No, ma’am, this is not a museum; it’s a movie theatre.
“Yo, it’s fuckin Mason Stone, dude,” said Zetts, grinning at the poster, which depicted our hero dangling one-handed from a black helicopter
and blowing the undies off a skyscraper pent house full of baddies. He was holding an M-60 one-handed, his shirt shredded ( just like Doc Savage), with blood marring one side of his supercool, spiky haircut. “Did you see
Human Weapon 4?
”
“Was it better than
Human Weapon 3?
”
Have you ever been hit in the face with a shovel?
I abruptly realized the fundamental difference between reality and realism: In action movies, the reckless, risk-addicted hotshots always survive.
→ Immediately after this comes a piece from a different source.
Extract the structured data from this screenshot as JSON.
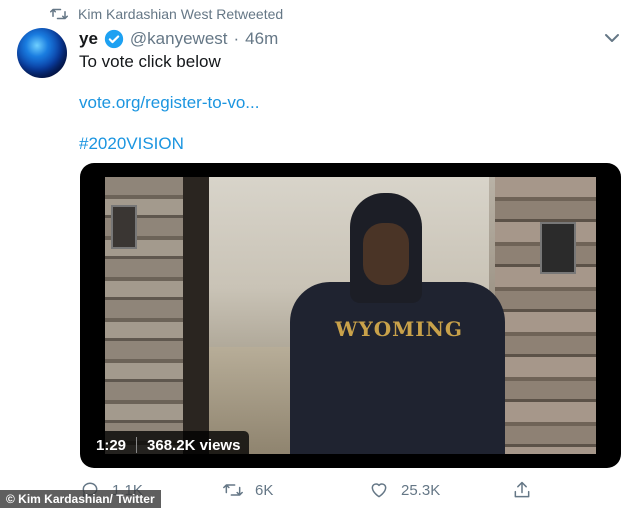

In reality, their corpses got mulched in secret by outfits like
NORCO
. In movies, we
win
against terrorists. In reality . . . well, we know better now, don’t we?
“Popcorn?” asked Zetts. I could tell he was half-serious, looking for a last-minute out.
“No time.”
“Kind of a waste.”
“You still up for this? Because if you’re not, I need to know now.”
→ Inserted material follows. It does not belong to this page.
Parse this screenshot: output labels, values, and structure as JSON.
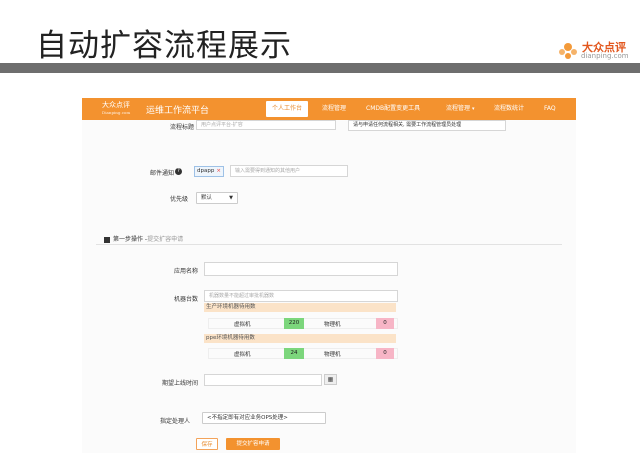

I was wearing the shoulder holster that Dandine had fitted to me. Sheathed within was the gun Dandine had chosen for me—the
SIG
Super .40 he had cleaned and lubed back at Rook’s, which had patiently awaited me in the black Halliburton recovered by Zetts. The chamber was empty and the magazine held twelve rounds, just as Dandine had left it . . . sort of. While fooling around, I jacked the slide and a cartridge already “in the pipe” (as they say) came flying out. I chased it and had to pick it up off the floor. It was one of the hazard-striped ones, the minirockets. The kind that explode. Dandine had racked it as the
first
shot; not a pleasant portent to consider. Instead of trying to reload it, I put it in my pocket.
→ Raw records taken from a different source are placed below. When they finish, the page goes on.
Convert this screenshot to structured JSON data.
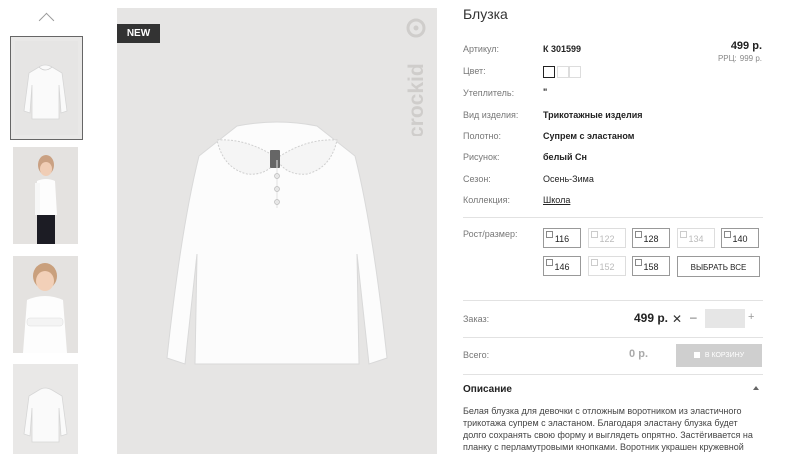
{
  "gallery": {
    "up_icon": "chevron-up-icon",
    "badge": "NEW",
    "brand": "crockid"
  },
  "product": {
    "title": "Блузка",
    "price": "499 р.",
    "rrc_label": "РРЦ:",
    "rrc_value": "999 р.",
    "fields": {
      "article": {
        "label": "Артикул:",
        "value": "К 301599"
      },
      "color": {
        "label": "Цвет:"
      },
      "insulation": {
        "label": "Утеплитель:",
        "value": "\""
      },
      "type": {
        "label": "Вид изделия:",
        "value": "Трикотажные изделия"
      },
      "fabric": {
        "label": "Полотно:",
        "value": "Супрем с эластаном"
      },
      "pattern": {
        "label": "Рисунок:",
        "value": "белый Сн"
      },
      "season": {
        "label": "Сезон:",
        "value": "Осень-Зима"
      },
      "collection": {
        "label": "Коллекция:",
        "value": "Школа"
      }
    },
    "sizes_label": "Рост/размер:",
    "sizes": [
      {
        "label": "116",
        "enabled": true
      },
      {
        "label": "122",
        "enabled": false
      },
      {
        "label": "128",
        "enabled": true
      },
      {
        "label": "134",
        "enabled": false
      },
      {
        "label": "140",
        "enabled": true
      },
      {
        "label": "146",
        "enabled": true
      },
      {
        "label": "152",
        "enabled": false
      },
      {
        "label": "158",
        "enabled": true
      }
    ],
    "select_all": "ВЫБРАТЬ ВСЕ"
  },
  "order": {
    "label": "Заказ:",
    "total": "499 р.",
    "remove_icon": "close-icon",
    "minus": "–",
    "plus": "+",
    "quantity": ""
  },
  "summary": {
    "label": "Всего:",
    "total": "0 р.",
    "cart_button": "В КОРЗИНУ"
  },
  "description": {
    "title": "Описание",
    "text": "Белая блузка для девочки с отложным воротником из эластичного трикотажа супрем с эластаном. Благодаря эластану блузка будет долго сохранять свою форму и выглядеть опрятно. Застёгивается на планку с перламутровыми кнопками. Воротник украшен кружевной"
  }
}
I was the least qualified person in the world to go gunslinging after
NORCO
. If anything begged to be shot with a real bullet, I had to click off the thumb safety, rack the slide, aim the gun, and actually squeeze a live trigger. I hoped I could remember those four things, in order, if the day turned pessimistic. Fancy moves and special applications were for guys in movies, not me. The last time I had fired a weapon—pardon me,
discharged a firearm
—was at the Beverly Hills Gun Club (of which I was not a member) in 1998, or ’97. Nothing in the situation there seemed applicable to my current state of mind. I was leery and nervous about
the casual gun owner’s often-fatal shortcoming: the nerve to shoot at a living human target.
If you pull it, you must be prepared to use it.
Too many people’s lives had been ruined by the gap of will between the former and the latter. The issue was not competence, but resolve. Dandine always had a full house of resolve; I wished there was a pill I could take that would bump up mine so I could at least stop shaking.